There has passed to her eternal rest Alice Tiffin aged 71 and her place in Tylers Green will be hard to fill. She was a lass of the North Country with a rugged face, pale and deeply lined – blue eyes deep set and a chin full of determination. The sternness in the face was softened by a look of patient resignation and a quick spontaneous smile. She had worked hard to the very end. A cook by profession she had seen excellent service with titled families and her humble and deferential manner were, one imagines, the outcome of those days. Pride in the best sense of the word seemed part of Mrs Tiffin, for she took an intense pride in all she did and in her immediate family. Her home was spotless and nothing was allowed to interfere with the daily work in it. In all she undertook to do in the affairs of the village she was punctual, efficient and responsible. A very high sense of honour was hers and an integrity of purpose. Her religion was a very real thing and her willing work for the Church was the direct outcome of her love of God and her uprightness of life, for Alice Tiffin was a very good woman.
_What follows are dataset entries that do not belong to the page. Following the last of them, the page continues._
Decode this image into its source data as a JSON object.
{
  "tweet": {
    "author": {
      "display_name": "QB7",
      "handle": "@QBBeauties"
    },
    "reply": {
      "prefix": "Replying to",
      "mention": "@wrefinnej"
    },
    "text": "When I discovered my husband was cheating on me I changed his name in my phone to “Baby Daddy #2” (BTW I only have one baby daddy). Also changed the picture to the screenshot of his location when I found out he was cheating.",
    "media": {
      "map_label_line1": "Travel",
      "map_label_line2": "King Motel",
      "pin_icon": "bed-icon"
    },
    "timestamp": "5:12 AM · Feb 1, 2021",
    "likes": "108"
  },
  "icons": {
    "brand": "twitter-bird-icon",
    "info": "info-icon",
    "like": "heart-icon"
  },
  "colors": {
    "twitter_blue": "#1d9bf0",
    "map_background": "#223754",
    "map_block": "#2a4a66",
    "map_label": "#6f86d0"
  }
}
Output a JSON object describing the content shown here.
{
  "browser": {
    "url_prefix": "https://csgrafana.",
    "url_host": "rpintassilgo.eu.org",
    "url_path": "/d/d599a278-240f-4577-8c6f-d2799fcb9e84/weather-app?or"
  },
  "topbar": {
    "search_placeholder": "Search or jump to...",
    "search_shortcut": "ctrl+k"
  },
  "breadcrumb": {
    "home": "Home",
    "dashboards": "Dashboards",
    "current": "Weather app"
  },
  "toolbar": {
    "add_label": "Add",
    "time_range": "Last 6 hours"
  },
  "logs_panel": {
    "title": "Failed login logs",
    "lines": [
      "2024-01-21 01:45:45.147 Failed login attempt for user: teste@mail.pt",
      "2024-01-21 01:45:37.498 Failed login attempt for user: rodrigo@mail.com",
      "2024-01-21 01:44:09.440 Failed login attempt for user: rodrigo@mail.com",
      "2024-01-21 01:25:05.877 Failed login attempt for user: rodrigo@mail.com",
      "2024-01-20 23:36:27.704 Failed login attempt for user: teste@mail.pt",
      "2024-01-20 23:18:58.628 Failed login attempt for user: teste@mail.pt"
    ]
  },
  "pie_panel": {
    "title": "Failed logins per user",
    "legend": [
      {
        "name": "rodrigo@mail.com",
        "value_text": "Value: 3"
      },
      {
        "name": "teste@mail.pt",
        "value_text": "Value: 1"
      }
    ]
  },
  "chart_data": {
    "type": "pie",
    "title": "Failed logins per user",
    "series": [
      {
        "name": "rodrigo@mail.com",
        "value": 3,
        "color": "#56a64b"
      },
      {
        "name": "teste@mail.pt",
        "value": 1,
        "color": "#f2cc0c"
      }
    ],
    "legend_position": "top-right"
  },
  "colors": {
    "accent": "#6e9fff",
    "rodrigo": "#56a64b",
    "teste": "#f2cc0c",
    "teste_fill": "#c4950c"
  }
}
I fancy she resented the barrier of class and to her only child, Ethel, she tried to give a better education that she or her husband had enjoyed. Ethel lived at home and gave typing and music lessons. Tiffin was a gardener and it can only have been by the most amazing thrift and economy that they gained the position in the village that was theirs.
Music was the family’s recreation. They all sang but perhaps Mrs Tiffin enjoyed it more than they all. I can see her now at Social evenings with her head slightly raised following the singer with eyes alight and then bursting forth with the refrain with a seraphic expression on her face. They were the most devoted family I ever knew and when Ethel married they all lived together in perfect harmony.